A related structure to quasigroups is that of a loop, but in no way, shape or form does exponentiation form a loop, since there does not exist an identity element such that $1^y = y$ for all y, granted, there does exist a function $I(y) = \sqrt[y]{y}$ such that $I(y)^y = y$, but this follows directly from the quasigroup structure. However, exponentiation does have a right-identity element that acts as $x^1 = x$ for all x. So this gives me some justification to make the following definition.

A poweroid $(X, Y, \uparrow, 1)$ is an external quasigroup with right-identity.

In other words, let $X, Y$ be subsets of $Z$. If $(X, Y, *, \backslash, /, 1)$ is a poweroid, then the operations $(*, \backslash, /)$ satisfy:


\begin{align}
&(*)\ :\ X \times Y \to X &\text{external binary operation} \\
&(\backslash)\ :\ X \times X \to Y &\text{log, left-inverse operation} \\
&(/)\ :\ X \times Y \to X &\text{root, right-inverse operation} \\
&\exists{1 \in Y}, \forall{x \in X}, (x \backslash x) = 1 &\text{right-identity element}
\end{align}

For starters, poweroids do exist, namely the trivial poweroid $(\{u\},\ \{1\},\ \uparrow,\ 1)$ where
$u^1 = \sqrt[1]{u} = u$ and $\log_u(u) = 1$.

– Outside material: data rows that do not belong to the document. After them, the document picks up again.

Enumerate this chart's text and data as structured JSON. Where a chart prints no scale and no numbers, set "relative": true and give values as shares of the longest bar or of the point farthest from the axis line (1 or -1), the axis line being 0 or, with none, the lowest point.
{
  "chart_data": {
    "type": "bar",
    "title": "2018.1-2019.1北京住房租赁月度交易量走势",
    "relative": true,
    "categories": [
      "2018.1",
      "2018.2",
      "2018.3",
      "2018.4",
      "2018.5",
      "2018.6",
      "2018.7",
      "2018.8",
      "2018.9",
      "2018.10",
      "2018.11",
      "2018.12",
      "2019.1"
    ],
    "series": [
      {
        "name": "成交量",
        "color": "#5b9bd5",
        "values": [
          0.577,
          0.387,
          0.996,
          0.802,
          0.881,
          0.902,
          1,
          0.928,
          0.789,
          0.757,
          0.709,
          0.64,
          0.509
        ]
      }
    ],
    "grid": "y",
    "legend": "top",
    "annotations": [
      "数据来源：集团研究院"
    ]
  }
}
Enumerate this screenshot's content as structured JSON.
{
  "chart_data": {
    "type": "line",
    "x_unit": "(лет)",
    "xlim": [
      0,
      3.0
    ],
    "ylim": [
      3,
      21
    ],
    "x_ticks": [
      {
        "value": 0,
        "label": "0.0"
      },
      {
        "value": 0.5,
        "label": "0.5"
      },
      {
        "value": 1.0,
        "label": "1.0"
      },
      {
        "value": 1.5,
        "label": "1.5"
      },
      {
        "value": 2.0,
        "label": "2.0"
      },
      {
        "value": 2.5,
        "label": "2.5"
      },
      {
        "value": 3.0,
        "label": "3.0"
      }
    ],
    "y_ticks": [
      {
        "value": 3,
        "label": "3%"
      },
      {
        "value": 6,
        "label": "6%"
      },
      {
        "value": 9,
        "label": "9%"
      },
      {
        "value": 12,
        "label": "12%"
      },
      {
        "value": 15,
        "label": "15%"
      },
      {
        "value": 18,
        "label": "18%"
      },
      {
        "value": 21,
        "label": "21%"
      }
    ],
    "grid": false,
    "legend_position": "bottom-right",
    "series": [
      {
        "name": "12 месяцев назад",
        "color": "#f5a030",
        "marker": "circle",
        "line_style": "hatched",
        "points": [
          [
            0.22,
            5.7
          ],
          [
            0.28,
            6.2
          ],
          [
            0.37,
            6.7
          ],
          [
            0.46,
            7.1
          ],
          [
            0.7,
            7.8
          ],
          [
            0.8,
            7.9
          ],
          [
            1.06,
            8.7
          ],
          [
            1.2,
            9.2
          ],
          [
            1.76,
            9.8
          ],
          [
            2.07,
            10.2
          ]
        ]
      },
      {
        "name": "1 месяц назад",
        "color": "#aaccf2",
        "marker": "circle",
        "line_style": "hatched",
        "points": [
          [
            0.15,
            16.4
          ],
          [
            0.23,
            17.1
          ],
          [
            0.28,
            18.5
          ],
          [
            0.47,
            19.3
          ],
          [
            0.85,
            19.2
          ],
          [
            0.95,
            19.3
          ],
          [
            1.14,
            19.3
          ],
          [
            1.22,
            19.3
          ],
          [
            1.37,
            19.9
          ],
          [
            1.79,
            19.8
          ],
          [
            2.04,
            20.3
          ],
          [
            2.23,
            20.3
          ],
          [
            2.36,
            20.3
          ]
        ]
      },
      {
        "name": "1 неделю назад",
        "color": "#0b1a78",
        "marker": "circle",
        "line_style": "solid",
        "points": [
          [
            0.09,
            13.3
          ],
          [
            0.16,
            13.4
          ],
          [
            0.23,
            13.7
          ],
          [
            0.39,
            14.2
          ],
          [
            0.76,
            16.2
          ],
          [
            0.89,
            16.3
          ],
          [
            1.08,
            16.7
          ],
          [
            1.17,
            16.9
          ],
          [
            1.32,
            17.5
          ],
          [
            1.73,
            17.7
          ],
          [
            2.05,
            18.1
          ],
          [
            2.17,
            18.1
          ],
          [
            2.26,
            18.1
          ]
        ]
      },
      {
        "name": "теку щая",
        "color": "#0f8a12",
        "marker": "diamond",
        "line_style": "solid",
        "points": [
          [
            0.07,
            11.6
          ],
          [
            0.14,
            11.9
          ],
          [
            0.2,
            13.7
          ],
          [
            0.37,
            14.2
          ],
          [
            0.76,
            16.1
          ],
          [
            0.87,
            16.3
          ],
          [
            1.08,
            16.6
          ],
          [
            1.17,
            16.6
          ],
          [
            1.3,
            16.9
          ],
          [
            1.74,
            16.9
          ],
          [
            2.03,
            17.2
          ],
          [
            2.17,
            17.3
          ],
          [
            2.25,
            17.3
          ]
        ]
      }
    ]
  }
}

Some of the things that I have found recently are that
• $(\mathbb{R}^{+}-\{1\},\ \mathbb{R}^{+},\ \uparrow,\ 1)$ forms a poweroid.
• $((0, 1),\ \mathbb{R}^{+},\ \uparrow,\ 1)$ forms a poweroid.
• $((1, \infty),\ \mathbb{R}^{+},\ \uparrow,\ 1)$ forms a poweroid.
• For any complex number u such that $0 \ne |u| \ne 1$, let $Y$ be the complex unit circle, and let $X = u^Y$, then $(X,\ Y,\ \uparrow,\ 1)$ forms a poweroid.

I'm starting to think that this looks a lot like iteration (semi)groups, but I don't have a clear idea of how they're related at the moment.

Andrew Robbins
The more I think about it, I think it is possible to show that:
• $((1, \infty), \mathbb{R}^{+}, x^{x^{y-1}}, 1)$ is a poweroid if the inverse functions are understood a bit more.
• $((1, \infty), \mathbb{R}^{+}, {\uparrow}{\uparrow}, 1)$ is a poweroid, regardless of the extension. The only requirement I can think of is monotonicity.
• $((1, \infty), \mathbb{R}^{+}, {\uparrow}{\uparrow}{\uparrow}, 1)$ is a poweroid, etc.

I think there are also poweroids with these operations (lower tetration, standard tetration, etc.) over complex domains, such as the one for exponentiation with the unit circle... but I'm not sure how exactly it would work for an arbitrary tetration extension.
(12/18/2009, 08:13 AM)andydude Wrote: [ -> ]
• $(\mathbb{R}^{+}-\{1\},\ \mathbb{R}^{+},\ \uparrow,\ 1)$ forms a poweroid.
...
Andrew Robbins

SCRATCH THAT! it is false.

$\{1/2,\ 2\} \subset \mathbb{R}^{+}-\{1\}$, but $\log_2(1/2) = -1$ which is not a member of the positive reals. However, with the slight modification
• $(\mathbb{R}^{+}-\{1\},\ \mathbb{R}-\{0\},\ \uparrow,\ 1)$ forms a poweroid.
I believe the statement is true.

The reason why 0 and 1 must be excluded is so that $\sqrt[y]{x}$ is uniquely defined. If we include 1, 0 in the base domain, exponent domain respectively, then roots are not uniquely defined, at which point it stops being a poweroid.